You can treat the animals with SDS, which will dissolve or kill non-dauers and leave dauers alive. A glance at a Google search suggests the original reference for SDS treatment of elegans dauers may be Cassada and Russell 1975)
Thank you for the suggestion. However, I want to count the proportion of dauers and non-dauers in the culture, so I would prefer not to dissolve the last ones.
I’m assuming there is some reason you can’t just go by morphology? Or by pharyngeal pumping? In addition to observing for pumping, a variety of dyes and particles have been used to assess pumping and feeding, and dauers do neither.
I found this in a Google search
Sudan black, which stains fat, does not appreciably stain wild-type larvae grown under reproductive growth conditions. However, it darkly stains dauers and Daf-c mutants- from [url=http://dx.doi.org/10.1016/S1534-5807(01)00085-5]Gerisch [i]et al.[/i][/url].
Are you trying to count the dauer proportion from a mixed population? If not, morphology on a synchronized culture is the easiest.
Well, I am planning to count large numbers of worms within a mixed population. Therefore I believe a stain will be the quickest way to tell them apart.
I will look into the Sudan black suggestion.
I encountered a similar problem: As some daf-2 strains form dauer larvae with characteristics of L3 or L4 stage larvae (Labbe et al., PNAS 97, 13233 & my own observations) it’s not useful to distinguish by morphology. Sudan black staining works only upon formaldehyde fixation (thus killing) of specimens (at least I couldn’t find a method in living animals, but these upon fixation: Ogg et al., Molecular Cell 2, 887 & Kimura et al., Science 277, 942).
What would be the best way to analyze the percentage of dauer larvae on a plate? Count the worms, while picking them into 1% SDS and afterwards pipette the 1% SDS solution back on another plate and count the survivors? (Sorry - I don’t have access to Cassada and Russell 1975)
Thank you all for your help.
After thinking about it, I decided to try exactly what mmmchl proposed.
Yes, Sudan Black requires fixation, it stains lipid and triglycerides.
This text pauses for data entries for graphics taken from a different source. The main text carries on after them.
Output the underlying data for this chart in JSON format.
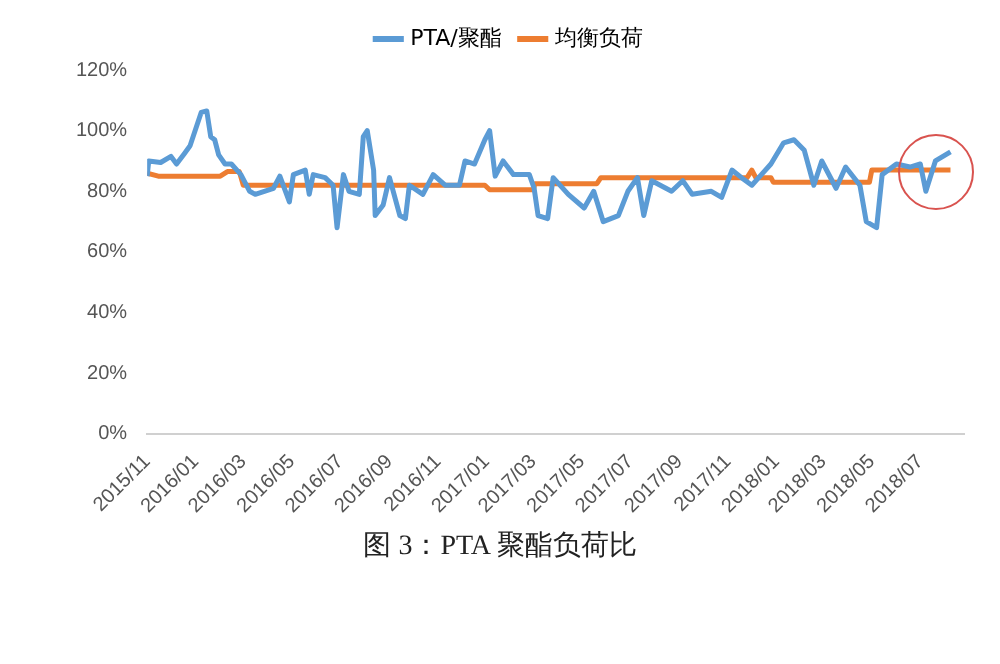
{
  "chart_data": {
    "type": "line",
    "title": "图 3：PTA 聚酯负荷比",
    "xlim": [
      "2015-11-01",
      "2018-08-25"
    ],
    "xticks": [
      {
        "value": "2015-11",
        "label": "2015/11"
      },
      {
        "value": "2016-01",
        "label": "2016/01"
      },
      {
        "value": "2016-03",
        "label": "2016/03"
      },
      {
        "value": "2016-05",
        "label": "2016/05"
      },
      {
        "value": "2016-07",
        "label": "2016/07"
      },
      {
        "value": "2016-09",
        "label": "2016/09"
      },
      {
        "value": "2016-11",
        "label": "2016/11"
      },
      {
        "value": "2017-01",
        "label": "2017/01"
      },
      {
        "value": "2017-03",
        "label": "2017/03"
      },
      {
        "value": "2017-05",
        "label": "2017/05"
      },
      {
        "value": "2017-07",
        "label": "2017/07"
      },
      {
        "value": "2017-09",
        "label": "2017/09"
      },
      {
        "value": "2017-11",
        "label": "2017/11"
      },
      {
        "value": "2018-01",
        "label": "2018/01"
      },
      {
        "value": "2018-03",
        "label": "2018/03"
      },
      {
        "value": "2018-05",
        "label": "2018/05"
      },
      {
        "value": "2018-07",
        "label": "2018/07"
      }
    ],
    "ylim": [
      0,
      120
    ],
    "yticks": [
      {
        "value": 0,
        "label": "0%"
      },
      {
        "value": 20,
        "label": "20%"
      },
      {
        "value": 40,
        "label": "40%"
      },
      {
        "value": 60,
        "label": "60%"
      },
      {
        "value": 80,
        "label": "80%"
      },
      {
        "value": 100,
        "label": "100%"
      },
      {
        "value": 120,
        "label": "120%"
      }
    ],
    "grid": false,
    "legend": "top",
    "marker": "none",
    "line_style": "solid",
    "series": [
      {
        "name": "PTA/聚酯",
        "color": "#5b9bd5",
        "x": [
          "2015-11-01",
          "2015-11-03",
          "2015-11-18",
          "2015-12-01",
          "2015-12-08",
          "2015-12-18",
          "2015-12-25",
          "2016-01-08",
          "2016-01-15",
          "2016-01-20",
          "2016-01-25",
          "2016-01-30",
          "2016-02-07",
          "2016-02-15",
          "2016-02-27",
          "2016-03-09",
          "2016-03-16",
          "2016-04-08",
          "2016-04-16",
          "2016-04-28",
          "2016-05-03",
          "2016-05-18",
          "2016-05-23",
          "2016-05-28",
          "2016-06-12",
          "2016-06-22",
          "2016-06-27",
          "2016-07-05",
          "2016-07-12",
          "2016-07-25",
          "2016-07-30",
          "2016-08-04",
          "2016-08-12",
          "2016-08-14",
          "2016-08-24",
          "2016-09-01",
          "2016-09-14",
          "2016-09-21",
          "2016-09-26",
          "2016-10-13",
          "2016-10-26",
          "2016-11-10",
          "2016-11-28",
          "2016-12-05",
          "2016-12-17",
          "2016-12-30",
          "2017-01-05",
          "2017-01-12",
          "2017-01-22",
          "2017-02-04",
          "2017-02-24",
          "2017-03-02",
          "2017-03-07",
          "2017-03-19",
          "2017-03-26",
          "2017-04-14",
          "2017-05-04",
          "2017-05-16",
          "2017-05-28",
          "2017-06-16",
          "2017-06-28",
          "2017-07-10",
          "2017-07-18",
          "2017-07-28",
          "2017-08-22",
          "2017-09-05",
          "2017-09-17",
          "2017-10-11",
          "2017-10-24",
          "2017-11-06",
          "2017-11-18",
          "2017-12-01",
          "2017-12-13",
          "2017-12-25",
          "2018-01-10",
          "2018-01-23",
          "2018-02-05",
          "2018-02-17",
          "2018-02-27",
          "2018-03-17",
          "2018-03-29",
          "2018-04-16",
          "2018-04-24",
          "2018-05-07",
          "2018-05-14",
          "2018-06-01",
          "2018-06-18",
          "2018-07-01",
          "2018-07-08",
          "2018-07-20",
          "2018-08-08"
        ],
        "values": [
          85,
          90,
          89.5,
          91.5,
          89,
          92.5,
          95,
          106,
          106.5,
          98,
          97,
          92,
          89,
          89,
          85.5,
          80,
          79,
          81,
          85,
          76.5,
          85.5,
          87,
          79,
          85.5,
          84.5,
          82,
          68,
          85.5,
          80,
          79,
          98,
          100,
          87,
          72,
          75.5,
          84.5,
          72,
          71,
          82,
          79,
          85.5,
          82,
          82,
          90,
          89,
          97,
          100,
          85,
          90,
          85.5,
          85.5,
          81,
          72,
          71,
          84.5,
          79,
          74.5,
          80,
          70,
          72,
          80,
          84.5,
          72,
          83.5,
          80,
          83.5,
          79,
          80,
          78,
          87,
          84.5,
          82,
          85.5,
          89,
          96,
          97,
          93.5,
          82,
          90,
          81,
          88,
          82,
          70,
          68,
          85.5,
          89,
          88,
          89,
          80,
          90,
          93
        ]
      },
      {
        "name": "均衡负荷",
        "color": "#ed7d31",
        "x": [
          "2015-11-01",
          "2015-11-15",
          "2016-02-01",
          "2016-02-10",
          "2016-02-25",
          "2016-03-01",
          "2016-12-30",
          "2017-01-05",
          "2017-03-01",
          "2017-03-03",
          "2017-05-20",
          "2017-05-25",
          "2017-11-25",
          "2017-12-01",
          "2017-12-06",
          "2017-12-25",
          "2017-12-28",
          "2018-04-28",
          "2018-05-01",
          "2018-08-08"
        ],
        "values": [
          86,
          85,
          85,
          86.5,
          86.5,
          82,
          82,
          80.5,
          80.5,
          82.5,
          82.5,
          84.5,
          84.5,
          87,
          84.5,
          84.5,
          83,
          83,
          87,
          87
        ]
      }
    ]
  }
}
Dauers have larger lipid stores, which is why they stain dark.
Another stain you could try that also stains lipid stores is Nile Red. This is a live stain and requires that you add it to the plates, the worms eat it and it stains their lipid deposits as they develop. This way you don’t have to kill your worms and there is less manipulation involved, shifting them in and out of SDS solutuions.
As I understand it, Nile red will stain the bacteria than will be later consumed by the worms, staining them. If I am trying to induce the dauer stage by starvation, so feeding them with Nile red stain bacteria won’t work. Or am I misunderstanding the technique?